The Piedmont Environmental Council said the lawsuit cites several violations of state constitutional and statutory law and county zoning ordinance, including procedural errors, lack of required submittals and findings, and failure to comply with the Virginia Freedom of Information Act, among other errors.
“We commend and wholeheartedly support our Wilderness Battlefield Coalition partners in the legal challenge, and stand ready to share our expertise and provide assistance,” said Piedmont Environmental Council president Chris Miller. “PEC staff has developed extensive knowledge of the rezoning and its impacts from its engagement as a part of the community, and will be following and participating in any next steps, such as transmission line routing and substation siting discussions with Dominion Energy and Rappahannock Electric Cooperative and/or site remediation discussions with the applicant and the Virginia Department of Environmental Quality.”

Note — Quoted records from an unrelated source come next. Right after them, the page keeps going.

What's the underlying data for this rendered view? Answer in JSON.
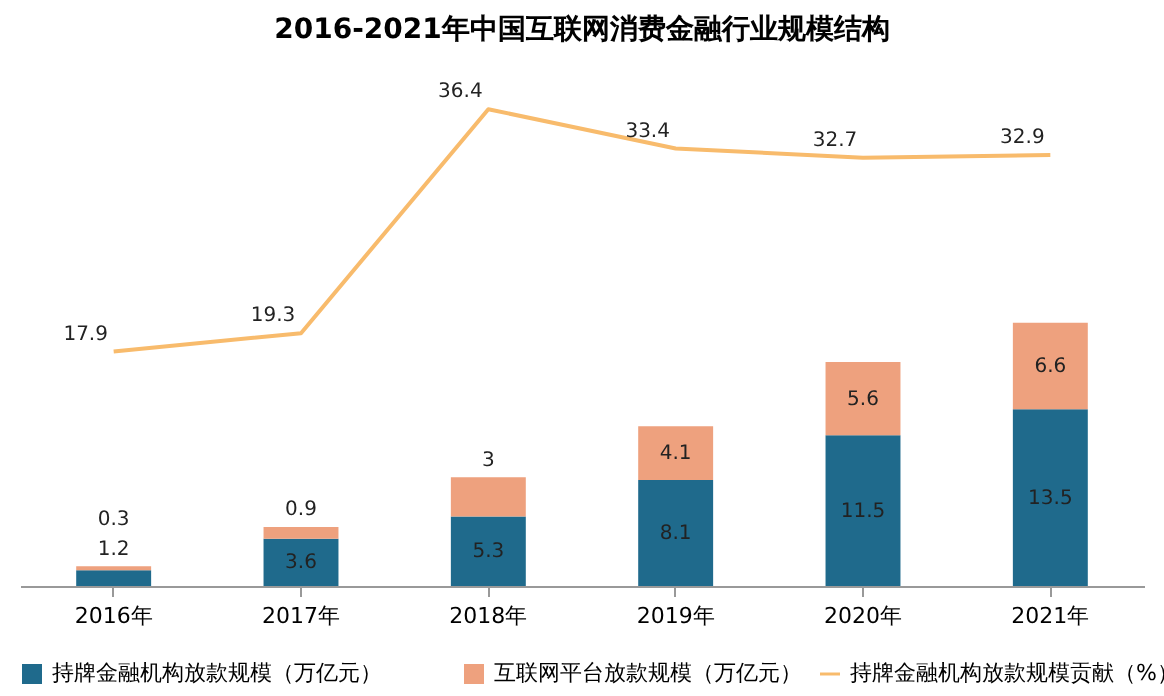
{
  "chart_data": {
    "type": "bar",
    "title": "2016-2021年中国互联网消费金融行业规模结构",
    "categories": [
      "2016年",
      "2017年",
      "2018年",
      "2019年",
      "2020年",
      "2021年"
    ],
    "stacked": true,
    "data_labels": true,
    "legend": "bottom",
    "series": [
      {
        "name": "持牌金融机构放款规模（万亿元）",
        "color": "#1f6a8c",
        "values": [
          1.2,
          3.6,
          5.3,
          8.1,
          11.5,
          13.5
        ]
      },
      {
        "name": "互联网平台放款规模（万亿元）",
        "color": "#eea17e",
        "values": [
          0.3,
          0.9,
          3,
          4.1,
          5.6,
          6.6
        ]
      },
      {
        "name": "持牌金融机构放款规模贡献（%）",
        "type": "line",
        "color": "#f8bb6c",
        "values": [
          17.9,
          19.3,
          36.4,
          33.4,
          32.7,
          32.9
        ]
      }
    ]
  }
}
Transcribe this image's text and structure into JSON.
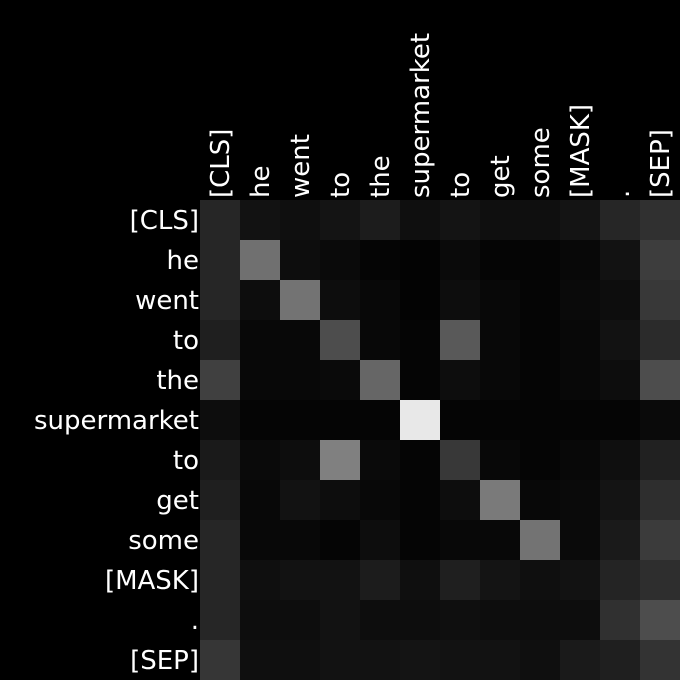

The American Battlefield Trust said the plan voted on by the Board of Supervisors “differed significantly” from what was previously discussed. Changes include the lifting of a cap on the amount of square footage proffered for data center and warehouse distribution development — previously limited to five million square feet and increased to 30 million.
The area was previously used as a gold mine and is close to Wilderness Battlefield, a Civil War site where Union and Confederate soldiers fought in 1864.
County documents subject to FOIA suggest data centers could be coming to the development after interest was shown from an operator that, from the description, is likely to be Amazon:
“[Orange County] staff has been approached by VEDP [Virginia Economic Development Partnership] and a major player in the retail online/data center business about purchasing several thousand acres of the King property for a data center.”
Later emails in the FOIA suggest a number of Wilderness Crossing land bays were changed to show a technology campus instead of a residential area, potentially to accommodate this developer. The email chain also refers to “Project Tricycle.”